Dispensation: You can think of this as the scale economies of technology. As institutional investors adopt innovative technologies, they will have the power to dispense with antiquated rules in the investment industry. And the rule that seems most prone for dispensation is that which says asset managers should get paid a percentage of its assets under management. Managers would like us to believe that moving money is similar to moving dirt in trucks from point A to B; that it requires a constant fee that escalates in parallel to the escalation of total assets under management. But, as it turns out, moving a nine-digit number from computer A to B is as costly as moving an eleven-digit number. Yes, I do understand that big trades are harder to place and certain investment strategies have capacity constraints, which may warrant the higher nominal fees. That’s fine. But in these exceptions the service provider should be forced to justify the basis-point fee. It should not be the standard upon which all investment contracts are based. Anyway, there are new companies emerging to help investors identify these “historical artifacts” and figure out ways to bypass them through technological innovation. I think many people fail to realize how many of these “rules” continue to exist across the range of financial intermediaries. Spotting these rules and then developing technology to break them seems to be a new trend.

Ultimately, technology will help Giants streamline and strengthen operations, manage and distribute knowledge, access unique —and heretofore expensive — markets, and level the playing field with the private financial services industry. What’s more, the companies that need capital to grow will welcome the chance to partner directly with patient, long-term investors. So this should be an exciting and promising new space for investment.
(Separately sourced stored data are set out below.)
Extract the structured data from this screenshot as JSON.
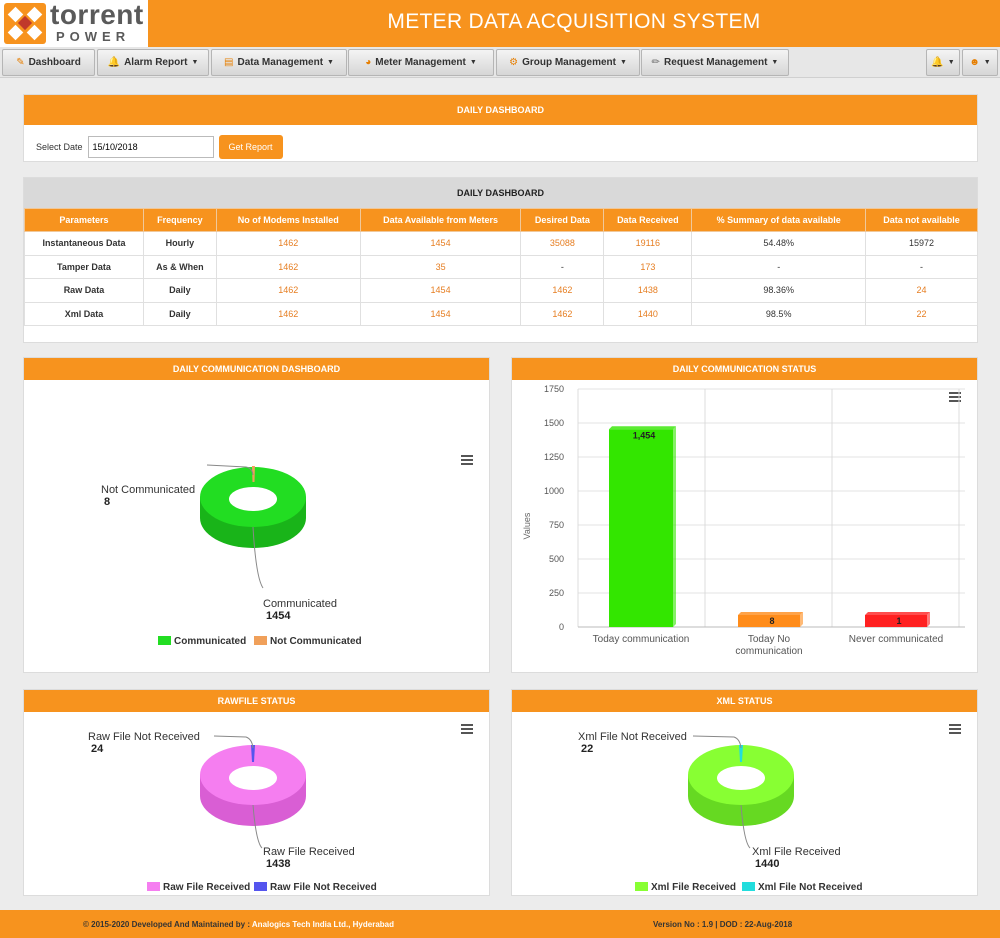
{
  "header": {
    "logo_line1": "torrent",
    "logo_line2": "POWER",
    "title": "METER DATA ACQUISITION SYSTEM"
  },
  "nav": {
    "dashboard": "Dashboard",
    "alarm_report": "Alarm Report",
    "data_management": "Data Management",
    "meter_management": "Meter Management",
    "group_management": "Group Management",
    "request_management": "Request Management"
  },
  "daily_filter": {
    "title": "DAILY DASHBOARD",
    "date_label": "Select Date",
    "date_value": "15/10/2018",
    "button": "Get Report"
  },
  "daily_table": {
    "title": "DAILY DASHBOARD",
    "headers": [
      "Parameters",
      "Frequency",
      "No of Modems Installed",
      "Data Available from Meters",
      "Desired Data",
      "Data Received",
      "% Summary of data available",
      "Data not available"
    ],
    "rows": [
      [
        "Instantaneous Data",
        "Hourly",
        "1462",
        "1454",
        "35088",
        "19116",
        "54.48%",
        "15972"
      ],
      [
        "Tamper Data",
        "As & When",
        "1462",
        "35",
        "-",
        "173",
        "-",
        "-"
      ],
      [
        "Raw Data",
        "Daily",
        "1462",
        "1454",
        "1462",
        "1438",
        "98.36%",
        "24"
      ],
      [
        "Xml Data",
        "Daily",
        "1462",
        "1454",
        "1462",
        "1440",
        "98.5%",
        "22"
      ]
    ]
  },
  "charts": {
    "comm": {
      "title": "DAILY COMMUNICATION DASHBOARD",
      "label_small": "Not Communicated",
      "value_small": "8",
      "label_big": "Communicated",
      "value_big": "1454",
      "legend_a": "Communicated",
      "legend_b": "Not Communicated"
    },
    "status": {
      "title": "DAILY COMMUNICATION STATUS",
      "ylabel": "Values",
      "ticks": [
        "0",
        "250",
        "500",
        "750",
        "1000",
        "1250",
        "1500",
        "1750"
      ],
      "cat1": "Today communication",
      "cat2_line1": "Today No",
      "cat2_line2": "communication",
      "cat3": "Never communicated",
      "val1": "1,454",
      "val2": "8",
      "val3": "1"
    },
    "raw": {
      "title": "RAWFILE STATUS",
      "label_small": "Raw File Not Received",
      "value_small": "24",
      "label_big": "Raw File Received",
      "value_big": "1438",
      "legend_a": "Raw File Received",
      "legend_b": "Raw File Not Received"
    },
    "xml": {
      "title": "XML STATUS",
      "label_small": "Xml File Not Received",
      "value_small": "22",
      "label_big": "Xml File Received",
      "value_big": "1440",
      "legend_a": "Xml File Received",
      "legend_b": "Xml File Not Received"
    }
  },
  "chart_data": [
    {
      "type": "pie",
      "title": "DAILY COMMUNICATION DASHBOARD",
      "categories": [
        "Communicated",
        "Not Communicated"
      ],
      "values": [
        1454,
        8
      ],
      "colors": [
        "#22dd22",
        "#f0a05a"
      ],
      "legend": "bottom"
    },
    {
      "type": "bar",
      "title": "DAILY COMMUNICATION STATUS",
      "categories": [
        "Today communication",
        "Today No communication",
        "Never communicated"
      ],
      "values": [
        1454,
        8,
        1
      ],
      "colors": [
        "#33e600",
        "#ff8c1a",
        "#ff2020"
      ],
      "ylabel": "Values",
      "ylim": [
        0,
        1750
      ],
      "grid": true
    },
    {
      "type": "pie",
      "title": "RAWFILE STATUS",
      "categories": [
        "Raw File Received",
        "Raw File Not Received"
      ],
      "values": [
        1438,
        24
      ],
      "colors": [
        "#f57ef0",
        "#5555ee"
      ],
      "legend": "bottom"
    },
    {
      "type": "pie",
      "title": "XML STATUS",
      "categories": [
        "Xml File Received",
        "Xml File Not Received"
      ],
      "values": [
        1440,
        22
      ],
      "colors": [
        "#88ff33",
        "#22dddd"
      ],
      "legend": "bottom"
    }
  ],
  "footer": {
    "copyright": "© 2015-2020 Developed And Maintained by : ",
    "company": "Analogics Tech India Ltd., Hyderabad",
    "version": "Version No : 1.9 | DOD : 22-Aug-2018"
  },
  "colors": {
    "brand": "#f7931e",
    "link": "#e67e22"
  }
}
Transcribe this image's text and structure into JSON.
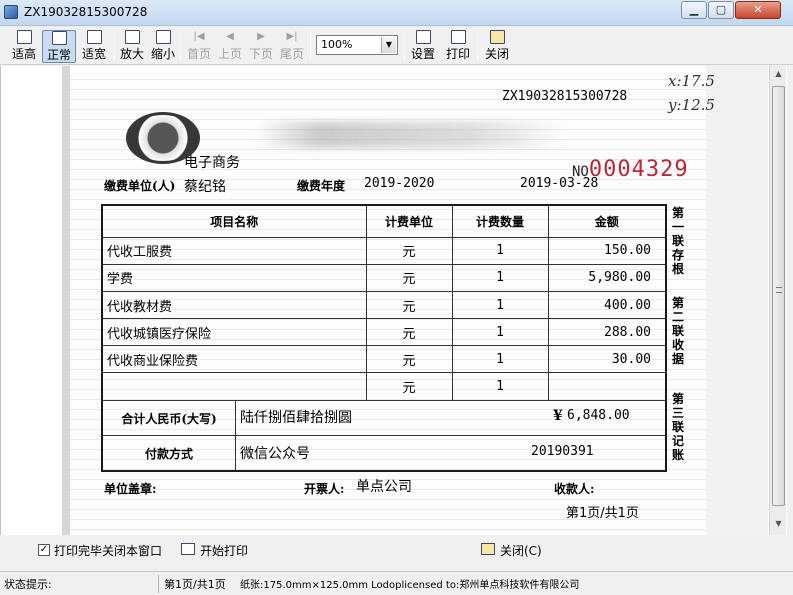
{
  "window": {
    "title": "ZX19032815300728"
  },
  "toolbar": {
    "fit_height": "适高",
    "normal": "正常",
    "fit_width": "适宽",
    "zoom_in": "放大",
    "zoom_out": "缩小",
    "first_page": "首页",
    "prev_page": "上页",
    "next_page": "下页",
    "last_page": "尾页",
    "zoom_value": "100%",
    "settings": "设置",
    "print": "打印",
    "close": "关闭"
  },
  "receipt": {
    "doc_number": "ZX19032815300728",
    "handwritten_x": "x:17.5",
    "handwritten_y": "y:12.5",
    "department": "电子商务",
    "payer_label": "缴费单位(人)",
    "payer_name": "蔡纪铭",
    "year_label": "缴费年度",
    "year_value": "2019-2020",
    "date": "2019-03-28",
    "serial_prefix": "NO",
    "serial_number": "0004329",
    "columns": [
      "项目名称",
      "计费单位",
      "计费数量",
      "金额"
    ],
    "rows": [
      {
        "name": "代收工服费",
        "unit": "元",
        "qty": "1",
        "amount": "150.00"
      },
      {
        "name": "学费",
        "unit": "元",
        "qty": "1",
        "amount": "5,980.00"
      },
      {
        "name": "代收教材费",
        "unit": "元",
        "qty": "1",
        "amount": "400.00"
      },
      {
        "name": "代收城镇医疗保险",
        "unit": "元",
        "qty": "1",
        "amount": "288.00"
      },
      {
        "name": "代收商业保险费",
        "unit": "元",
        "qty": "1",
        "amount": "30.00"
      },
      {
        "name": "",
        "unit": "元",
        "qty": "1",
        "amount": ""
      }
    ],
    "total_label": "合计人民币(大写)",
    "total_words": "陆仟捌佰肆拾捌圆",
    "total_symbol": "¥",
    "total_amount": "6,848.00",
    "pay_method_label": "付款方式",
    "pay_method": "微信公众号",
    "pay_ref": "20190391",
    "seal_label": "单位盖章:",
    "issuer_label": "开票人:",
    "issuer": "单点公司",
    "receiver_label": "收款人:",
    "page_info": "第1页/共1页",
    "side_copy_1": "第一联存根",
    "side_copy_2": "第二联收据",
    "side_copy_3": "第三联记账"
  },
  "options": {
    "close_after_print": "打印完毕关闭本窗口",
    "close_after_print_checked": true,
    "start_print": "开始打印",
    "close": "关闭(C)"
  },
  "status": {
    "label": "状态提示:",
    "page": "第1页/共1页",
    "paper": "纸张:175.0mm×125.0mm Lodoplicensed to:郑州单点科技软件有限公司"
  }
}
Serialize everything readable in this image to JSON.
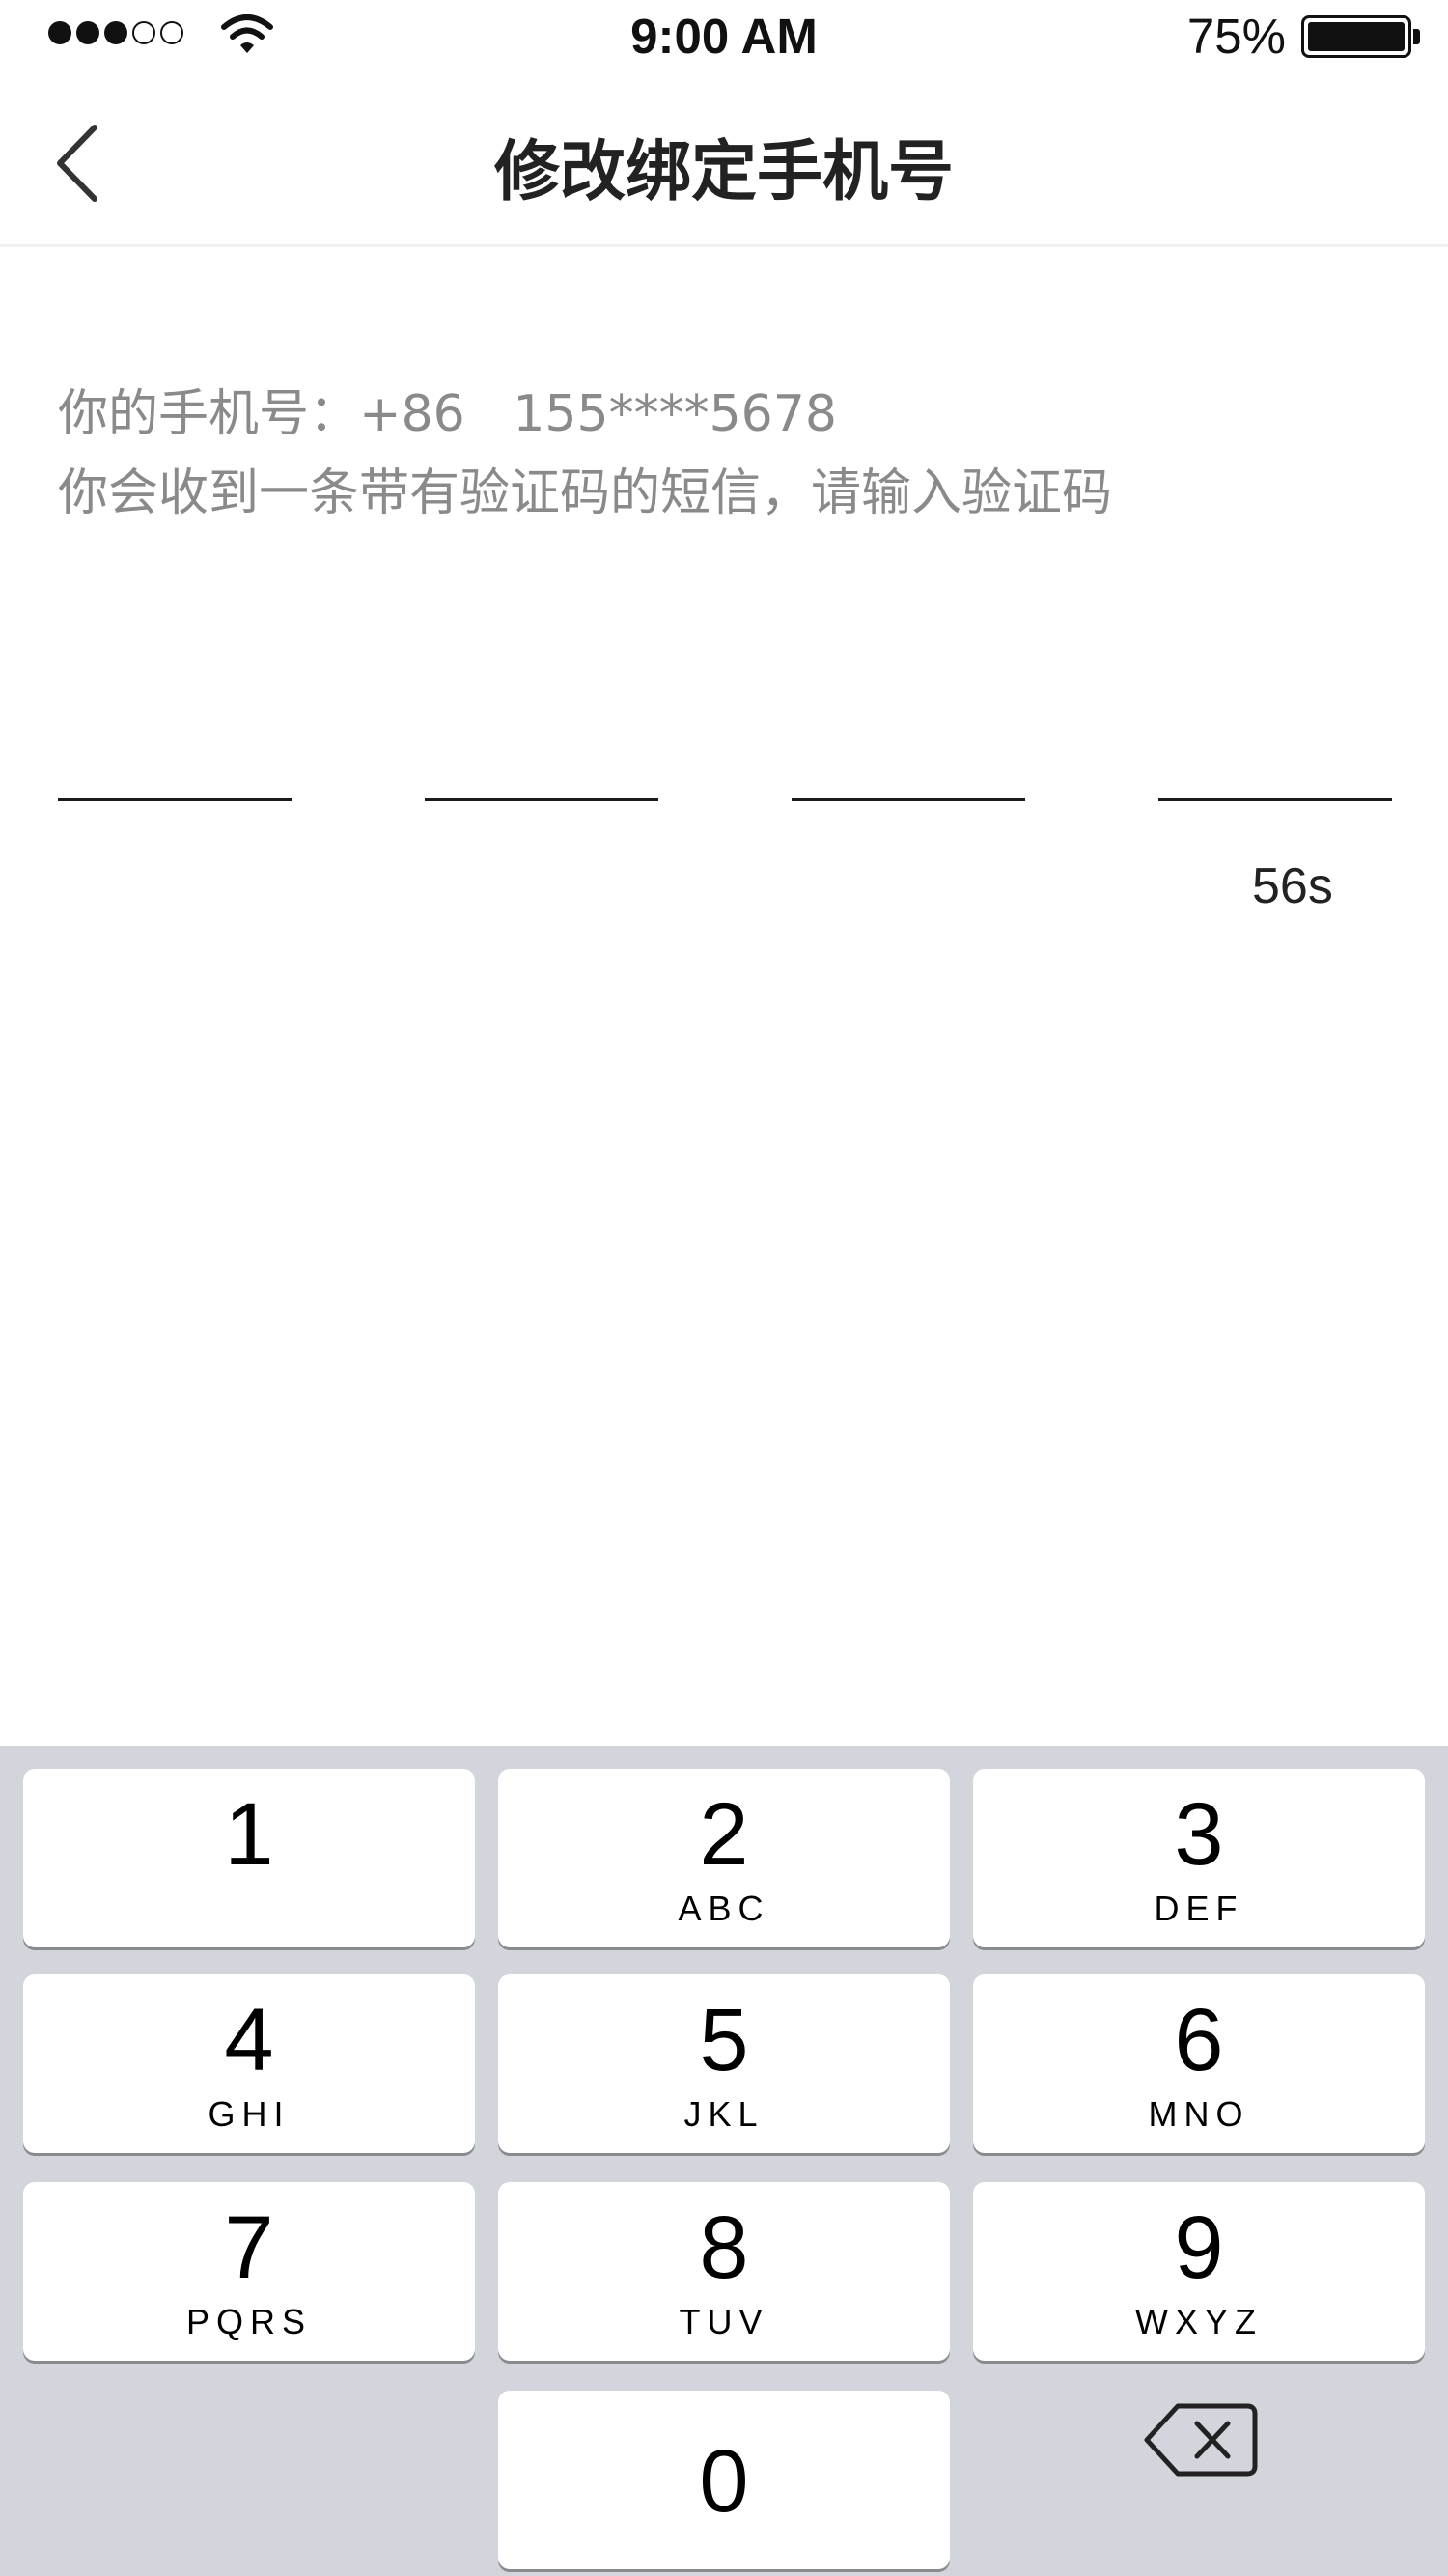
{
  "status_bar": {
    "time": "9:00 AM",
    "battery": "75%",
    "signal_icon": "signal-dots-icon",
    "wifi_icon": "wifi-icon",
    "battery_icon": "battery-icon"
  },
  "nav": {
    "title": "修改绑定手机号",
    "back_icon": "chevron-left-icon"
  },
  "info": {
    "phone_line": "你的手机号：+86   155****5678",
    "hint_line": "你会收到一条带有验证码的短信，请输入验证码"
  },
  "verification": {
    "code_fields": [
      "",
      "",
      "",
      ""
    ],
    "countdown": "56s"
  },
  "keypad": {
    "keys": [
      {
        "digit": "1",
        "letters": ""
      },
      {
        "digit": "2",
        "letters": "ABC"
      },
      {
        "digit": "3",
        "letters": "DEF"
      },
      {
        "digit": "4",
        "letters": "GHI"
      },
      {
        "digit": "5",
        "letters": "JKL"
      },
      {
        "digit": "6",
        "letters": "MNO"
      },
      {
        "digit": "7",
        "letters": "PQRS"
      },
      {
        "digit": "8",
        "letters": "TUV"
      },
      {
        "digit": "9",
        "letters": "WXYZ"
      },
      {
        "digit": "0",
        "letters": ""
      }
    ],
    "delete_icon": "backspace-icon"
  }
}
BUT — and yes, there’s a but — accelerating this invest-tech phenomenon will demand the support of the Giants. In order for these companies to have a strong hope of success, the community of institutional investors will need to invest in their own technology, data management and infrastructure (on a massive basis) and be willing to serve as pilot clients to new companies in these domains. I'd like to see the Giants engage with technologists like they engage with financial service providers. And if they do, I think the geography of finance and investment will get very creative — and very destructive — for mainstream players.